Еще день ожидания.

Еще один восемьдесят второй подошел к Хвойной, грохоча затормозил, и по вагонам пробежала дрожь.

Окна в вагонах открыты, и Шестаков услышал, как поездное радио сообщило пассажирам:

— Поезд стоит четыре минуты.

Из окон доносилась «Ямайка» в исполнении Робертино Лоретти, и эта заезжая песенка звучала невыразимо грустно на пустынной платформе, к которой вплотную подступал дремучий хвойный лес.

Кроме Шестакова и охотника с лайкой поезда ждали два таежных отшельника-бородача в плащах.

— Без «Столичной» на прииск не вернусь! — торжественно обещал бородач богатырского телосложения.

Он приветственно махнул рукой водителю, третьему бородачу, который сидел на тягаче и ждал.
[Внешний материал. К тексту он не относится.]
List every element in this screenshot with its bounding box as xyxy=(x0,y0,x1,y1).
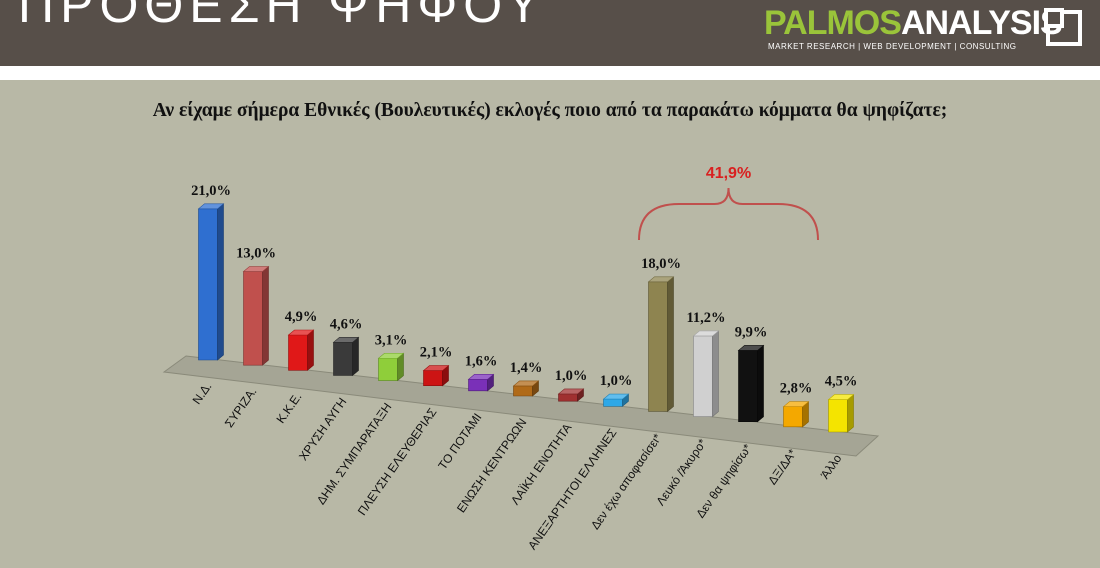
bar xyxy=(647,276,675,413)
header-divider xyxy=(0,66,1100,80)
value-label: 1,0% xyxy=(600,373,633,389)
value-label: 18,0% xyxy=(641,256,681,272)
category-label: ΣΥΡΙΖΑ. xyxy=(222,385,260,430)
bar xyxy=(287,329,315,371)
bar xyxy=(332,336,360,377)
logo-tagline: MARKET RESEARCH | WEB DEVELOPMENT | CONS… xyxy=(768,42,1017,51)
value-label: 1,6% xyxy=(465,353,498,369)
category-label: Λευκό /Άκυρο* xyxy=(653,436,709,508)
value-label: 3,1% xyxy=(375,332,408,348)
value-label: 13,0% xyxy=(236,246,276,262)
category-label: Κ.Κ.Ε. xyxy=(273,390,304,426)
category-label: Άλλο xyxy=(818,451,845,481)
logo-name-part1: PALMOS xyxy=(764,4,902,42)
value-label: 1,4% xyxy=(510,360,543,376)
bar xyxy=(512,380,540,397)
value-label: 2,1% xyxy=(420,345,453,361)
category-label: ΑΝΕΞΑΡΤΗΤΟΙ ΕΛΛΗΝΕΣ xyxy=(525,426,619,552)
bar xyxy=(467,373,495,392)
annotation-brace xyxy=(638,187,819,241)
value-label: 4,9% xyxy=(285,309,318,325)
value-label: 1,0% xyxy=(555,368,588,384)
page-title: ΠΡΟΘΕΣΗ ΨΗΦΟΥ xyxy=(18,0,546,33)
value-label: 4,5% xyxy=(825,374,858,390)
value-label: 11,2% xyxy=(686,310,725,326)
bar xyxy=(827,393,855,433)
bar xyxy=(737,344,765,423)
bar xyxy=(782,401,810,428)
value-label: 4,6% xyxy=(330,316,363,332)
chart-title: Αν είχαμε σήμερα Εθνικές (Βουλευτικές) ε… xyxy=(152,100,948,121)
palmos-analysis-logo: PALMOSANALYSIS MARKET RESEARCH | WEB DEV… xyxy=(764,4,1094,60)
bar xyxy=(422,364,450,387)
category-label: Ν.Δ. xyxy=(190,380,215,407)
bar xyxy=(197,203,225,361)
header-bar: ΠΡΟΘΕΣΗ ΨΗΦΟΥ PALMOSANALYSIS MARKET RESE… xyxy=(0,0,1100,66)
bar xyxy=(377,352,405,382)
logo-square-icon xyxy=(1044,8,1082,46)
bar xyxy=(242,265,270,366)
logo-wordmark: PALMOSANALYSIS xyxy=(764,4,1063,43)
chart-floor xyxy=(162,355,880,457)
bar xyxy=(692,330,720,418)
category-label: ΔΞ/ΔΑ* xyxy=(765,446,800,487)
bar xyxy=(557,388,585,402)
category-label: ΤΟ ΠΟΤΑΜΙ xyxy=(435,411,484,473)
value-label: 2,8% xyxy=(780,381,813,397)
annotation-total-label: 41,9% xyxy=(706,165,751,182)
category-label: ΧΡΥΣΗ ΑΥΓΗ xyxy=(296,395,349,463)
value-label: 9,9% xyxy=(735,324,768,340)
value-label: 21,0% xyxy=(191,183,231,199)
bar xyxy=(602,393,630,407)
logo-name-part2: ANALYSIS xyxy=(900,4,1063,42)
Бородачи опередили Шестакова и первыми шумно ввалились в ресторан. Шестаков, войдя за ними, услышал, как ресторатор отказывал:

— ...вам продать не могу!

— Поймите, на прииске — праздник! Надо отметить рождение нового месторождения! А у нас почти все москвичи.

— Мало ли что! «Столичная» для пассажиров. Если всех, кто выйдет из тайги, да еще в таком виде, снабжать... И медведи из берлог сюда припрутся, — ресторатор самодовольно рассмеялся, опухших глаз его совсем не стало видно.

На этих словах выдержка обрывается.